Publication year - 2003
Publication title -
aiche journal
Language(s) - English
Resource type - Journals
SCImago Journal Rank - 0.958
H-Index - 167
eISSN - 1547-5905
pISSN - 0001-1541
DOI - 10.1002/aic.690490219
Subject(s) - dichloromethane , chemistry , catalysis , pyridine , zeolite , inorganic chemistry , chloride , hydrogen chloride , decomposition , selectivity , adsorption , ammonia , medicinal chemistry , nuclear chemistry , organic chemistry , solvent
Various protonic zeolites (H‐Y, H‐ZSM‐5, and H‐MOR) were tested for the total combustion of dichloromethane (DCM) as a model reaction for the catalytic destruction of chlorinated organic pollutants. The order of catalytic activity decreased in the following order: H‐MOR > H‐ZSM‐5 > H‐Y. Strong Brønsted acidity played a determining role in controlling the active catalytic behavior as revealed by TPD of ammonia and IR measurements of adsorbed pyridine.
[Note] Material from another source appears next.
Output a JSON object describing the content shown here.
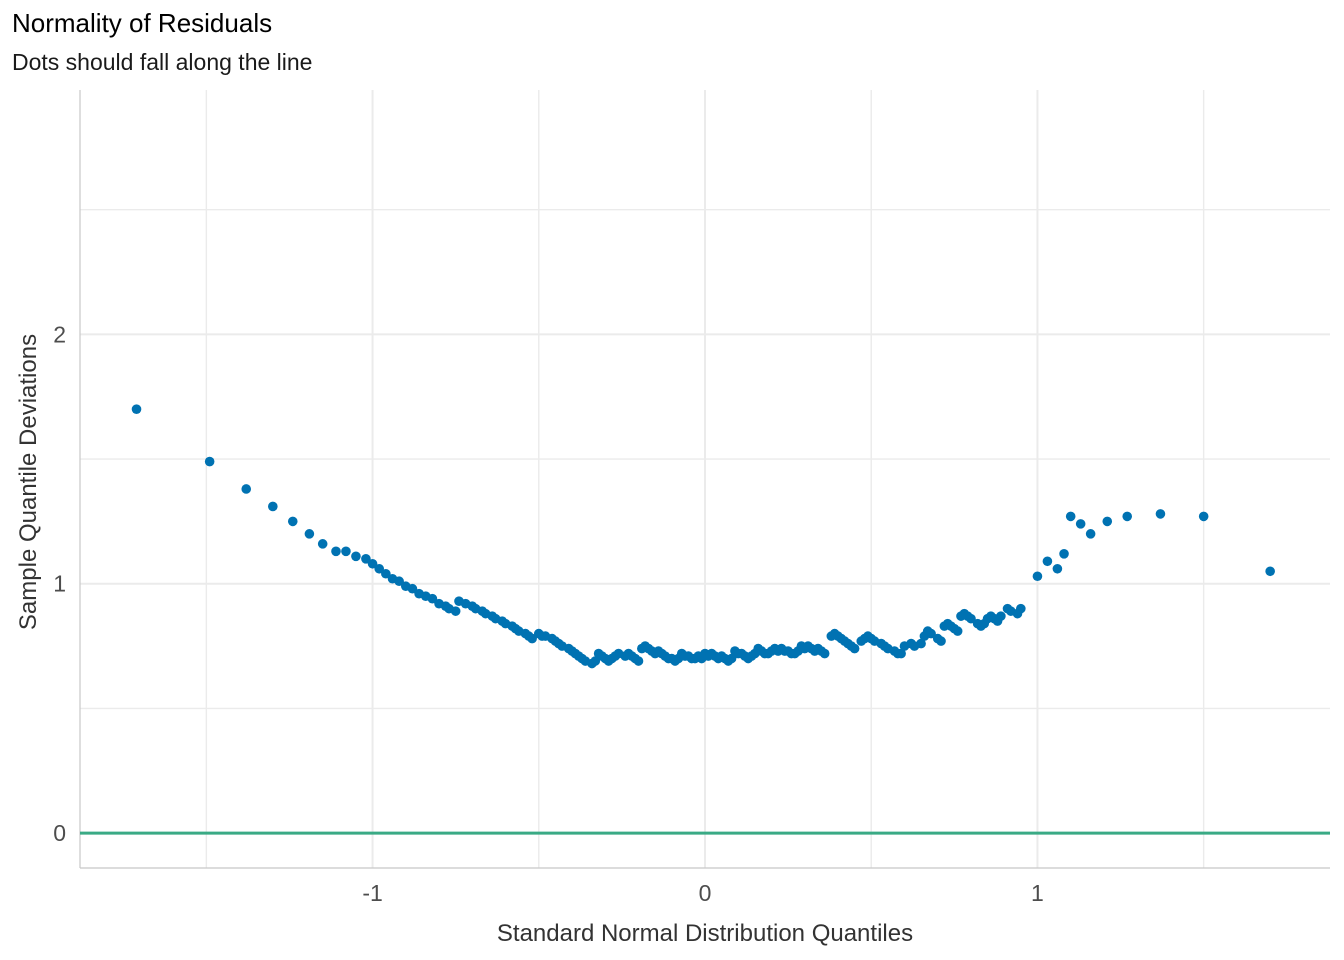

DCM oxidative decomposition gave rise to CO and HCl as main products along with small amounts of CO 2 and Cl 2 . In addition, methyl chloride was detected as a reaction intermediate between 250 and 500°C. The presence of water in the feed stream led to an inhibition of the zeolite activity and resulted in a noticeable change in the reaction product distribution. Water effectively promoted the selectivity toward environmentally desirable reaction products, that is, HCl and CO 2 , and completely suppressed the formation of methyl chloride.